In 1997, state Sen. Joe Neal, D-North Las Vegas, sponsored a bill that would have mandated the Las Vegas City Council expand by two seats. That measure failed but was replaced with compromise legislation, which "suggested" the council expand itself.
After learning that Neal intended to sponsor the same bill in 1999, the council created a committee late in 1998 to study whether the board should expand.
That Council Review Committee, which has since disbanded, met for several months to decide, among other things, whether the board should expand, whether its members should work full-time and whether a pay raise was in order.
The seven-member committee, chaired by Ron Portaro, recommended the council be expanded, as long as voters themselves agree to it by approving a ballot measure.
Although the council agreed to put the measure on the general election ballot, Neal again sponsored legislation during the recently-concluded session to force the council to expand.
As a compromise, the council agreed to make the advisory vote binding.
In the last 21 years, redistricting has occurred in Las Vegas six times -- in 1977, 1983, 1987, 1989, 1993 and 1996. In the last 10 years redistricting has resulted in West Las Vegas being moved from its longtime home in Ward 3 to Ward 1 and then back to Ward 3.
Redistricting in 1989 cleared the path for Frank Hawkins to become the city's first and only elected black city councilman.
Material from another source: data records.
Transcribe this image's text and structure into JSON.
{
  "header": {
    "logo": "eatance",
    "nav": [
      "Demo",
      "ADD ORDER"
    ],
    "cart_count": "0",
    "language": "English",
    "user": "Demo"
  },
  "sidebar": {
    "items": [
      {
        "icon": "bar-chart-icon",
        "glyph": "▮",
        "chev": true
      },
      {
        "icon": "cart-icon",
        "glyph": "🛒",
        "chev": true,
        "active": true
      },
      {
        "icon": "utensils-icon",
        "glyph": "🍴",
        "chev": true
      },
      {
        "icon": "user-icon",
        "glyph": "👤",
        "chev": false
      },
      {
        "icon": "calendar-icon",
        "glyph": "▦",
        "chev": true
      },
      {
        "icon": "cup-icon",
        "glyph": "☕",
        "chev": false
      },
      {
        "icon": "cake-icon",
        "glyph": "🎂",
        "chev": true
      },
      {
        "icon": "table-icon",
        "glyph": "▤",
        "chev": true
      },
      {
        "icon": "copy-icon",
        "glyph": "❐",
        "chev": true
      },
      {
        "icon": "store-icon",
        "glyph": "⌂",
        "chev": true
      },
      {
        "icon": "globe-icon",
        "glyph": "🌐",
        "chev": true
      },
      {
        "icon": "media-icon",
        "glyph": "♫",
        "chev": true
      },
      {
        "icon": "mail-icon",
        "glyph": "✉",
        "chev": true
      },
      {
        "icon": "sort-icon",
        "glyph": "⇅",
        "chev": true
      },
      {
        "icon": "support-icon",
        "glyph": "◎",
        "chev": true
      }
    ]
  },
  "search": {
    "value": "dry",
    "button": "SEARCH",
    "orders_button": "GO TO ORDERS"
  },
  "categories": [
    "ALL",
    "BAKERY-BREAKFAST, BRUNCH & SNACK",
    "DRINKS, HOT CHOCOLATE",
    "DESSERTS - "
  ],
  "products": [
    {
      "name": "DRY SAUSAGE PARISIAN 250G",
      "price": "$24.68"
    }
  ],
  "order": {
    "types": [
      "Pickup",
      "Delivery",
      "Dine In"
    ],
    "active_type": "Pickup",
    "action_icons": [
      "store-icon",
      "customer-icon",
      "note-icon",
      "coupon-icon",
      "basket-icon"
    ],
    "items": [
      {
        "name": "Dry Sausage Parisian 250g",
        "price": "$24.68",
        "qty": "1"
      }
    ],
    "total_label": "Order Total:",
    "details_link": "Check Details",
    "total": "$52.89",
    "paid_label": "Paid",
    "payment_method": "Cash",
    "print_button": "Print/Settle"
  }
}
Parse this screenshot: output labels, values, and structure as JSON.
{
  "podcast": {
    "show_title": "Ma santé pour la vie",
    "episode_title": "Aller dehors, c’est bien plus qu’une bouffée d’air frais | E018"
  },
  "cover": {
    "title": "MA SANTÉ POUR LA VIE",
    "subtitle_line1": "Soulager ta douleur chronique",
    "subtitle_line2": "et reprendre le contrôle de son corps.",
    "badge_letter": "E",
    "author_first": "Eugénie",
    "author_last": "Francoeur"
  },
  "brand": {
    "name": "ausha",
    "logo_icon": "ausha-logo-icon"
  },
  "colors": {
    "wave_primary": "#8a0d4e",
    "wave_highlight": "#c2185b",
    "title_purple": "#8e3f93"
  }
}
Two other blacks have been appointed to the council.
The council has never had an Hispanic or an Asian resident either elected or appointed to the board. Jan Laverty Jones was elected mayor in 1991, becoming the first woman to serve on the council.
"Changing from four to six does not guarantee a minority will be elected," Scott said. "But the mathematical odds are better."
The city's population is roughly 448,244. Ward 4 has the largest number of residents at 121,285 and growing. Ward 1 has the smallest at 102,193.